The Plastic Age

Posted on: May 5, 2008

Tom Slater

Two thousand feet above the ground, Ian stretched out on his porta-ledge that was precariously hanging from the rock face of El Capitan in Yosemite.

Tomorrow, early, he would push with all his strength for the summit, but tonight he would sway under the stars by a thread and ignore the world below.

Ian licked the cold tin of his last can of tuna like a starving cat and then gulped down some crackers and warm water. The last pools of light evaporated into the night blackness as he counted the stars as they began to appear.

He rolled over to the side of his porta-ledge. The material creaked as he shimmied his body over. Looking down into the black void, he saw car lights flickering like fire flies in and out of the forest trees and across the quiet meadows. Then he rolled over and pulled half of his sleeping bag over his greasy head and battered body. I’m a lucky son-of-a-bitch, he thought to himself, and then closed his eyes.

The full moon came early that night and beamed like a light accidentally left on. It washed the stars away. Ian woke up. He peered at the moonlight reflecting off the huge granite walls. It was as if he were staring into an eerie hall of mirrors.

“Whoa...” he whispered.

He then closed his eyes and let the image etch into his retina, then into his memory.

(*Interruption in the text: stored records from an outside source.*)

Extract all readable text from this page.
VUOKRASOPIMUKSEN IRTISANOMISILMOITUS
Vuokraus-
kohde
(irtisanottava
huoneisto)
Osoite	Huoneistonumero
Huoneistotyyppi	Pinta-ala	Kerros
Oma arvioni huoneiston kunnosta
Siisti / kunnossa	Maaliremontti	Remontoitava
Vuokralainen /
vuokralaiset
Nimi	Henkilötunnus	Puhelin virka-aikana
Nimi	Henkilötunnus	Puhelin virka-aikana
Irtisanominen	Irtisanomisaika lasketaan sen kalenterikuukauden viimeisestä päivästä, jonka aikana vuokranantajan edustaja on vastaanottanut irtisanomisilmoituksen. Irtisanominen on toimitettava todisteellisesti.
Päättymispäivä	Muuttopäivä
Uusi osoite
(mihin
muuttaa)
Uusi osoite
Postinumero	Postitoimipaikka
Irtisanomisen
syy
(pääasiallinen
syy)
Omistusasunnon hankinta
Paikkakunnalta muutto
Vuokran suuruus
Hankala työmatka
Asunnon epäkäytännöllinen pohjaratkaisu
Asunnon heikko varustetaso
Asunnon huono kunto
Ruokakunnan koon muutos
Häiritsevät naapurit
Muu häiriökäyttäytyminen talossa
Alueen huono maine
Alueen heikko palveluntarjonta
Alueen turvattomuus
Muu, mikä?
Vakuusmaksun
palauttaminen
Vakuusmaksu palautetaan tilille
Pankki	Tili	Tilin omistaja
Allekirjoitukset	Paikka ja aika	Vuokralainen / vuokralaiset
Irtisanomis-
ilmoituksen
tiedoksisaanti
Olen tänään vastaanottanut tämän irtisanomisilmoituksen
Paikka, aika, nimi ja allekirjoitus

All was silent except for the Merced River far below, the icy vein of life that stretched from the high mountain tops to the lush valley floor below and across the flat farmlands to the ocean.

He imagined another time when glaciers filled this valley and sent these waters raging to the sea. It was an ancient cycle. Only now, the once raging waters had now slowed to a soft hush as they flowed across the pesticide filled farmlands and polluted cities to the sea. Ian fell back into a restless slumber.

By late afternoon, Ian had climbed the upper reaches of El Cap and finished his solo ascent of Zodiac, one of Yosemite’s classic big wall climbs. He stared down at the cluttered valley below. The cars, busses, lodges, tents, and thousands of spectators were strewn out along the floor of the valley like colorful trash spilled from a can. “Too bad the Ice Age is over,” Ian said to himself. “This place could use a big flush.” But amazingly, the thin emerald green Merced still managed to find its way through it all and that made Ian smile.

Later that evening, on his drive home, as he washed his swollen hands in the cold Merced, he marveled at the late fall colors. He knew it was time to stash the rock climbing gear and wax up his winter quiver. The reefs and swelling river mouths would soon be alive and it’d be time to conquer other mountains.

After a few weeks of rest and some much needed home repairs, Ian was again back on the road searching for the source. He knew of a clogged river mouth that had probably opened back up after the first heavy rains last week. He wanted to surf it before the bars broke down.

He drove the winding road out to the coast. From a pullout he saw where the river mouth spilled into the sea. He saw perfect empty a-frames held delicately back by off-shore winds. Ian smiled.

He popped his trunk. Today he wanted to last forever, but he knew it’d only a few hours at best. He stared up at the gathering rain clouds and wondered if Yosemite had received its first snows yet. He could picture El Capitan frozen there in time like a relic from the ice age, a giant popsicle. He reluctantly pulled off his warm clothes and quickly pulled on his wetsuit.

After the cold paddle out, he found the best bar, then lined it up with a cluster of trees just inland of the dunes. A large bump lumbered in from the horizon quietly moved his way and then lurched up forming a pointy mountain of ocean in front of him.

Ian stroked hard and deep. He rose up and then plunged into the liquid valley, arms rising above his head, floating him as if he were a bird. He laid it over on a rail and then drifted back up to mid-face in slow motion. He dragged his back hand across the wave’s grey-green ruffled face. The off-shores howled and froze the lip, a hooking statue of stone, until it finally cascaded over him.

Ian was sucked up into the living cycle, riding the vein pulsing from the mountains down into the heart of the sea. He pumped up and down, moving in and out of the shadow of the falling lip. He wanted to make this first wave, his first tube of the winter. But just as he was about to explode from the depths of the spinning cavern, his board just stopped, a clot in the artery, and he flew headfirst over the nose of his board as the zippering curtain closed down around him.

After somersaulting across the newly formed sand bars, he emerged in disbelief. His leash was still tight and his board was stuck in a wad of kelp. He swam towards his board and pulled again, then reached to untangle it. But to his surprise it wasn’t kelp, but a huge tangle of black plastic that had floated out to sea, someone’s backyard trash. The next set pushed him back to the water’s edge.

Once on shore, he drug the clot from the water and set about untangling himself. After fifteen minutes he screamed into the howling wind, “Fuckin’ piece of shit!”. After a half-hour had passed, he collapsed, panting on the sand in the rain with ribbons of black plastic all around him, catching the off-shore winds, drifting like cancer back into the sea.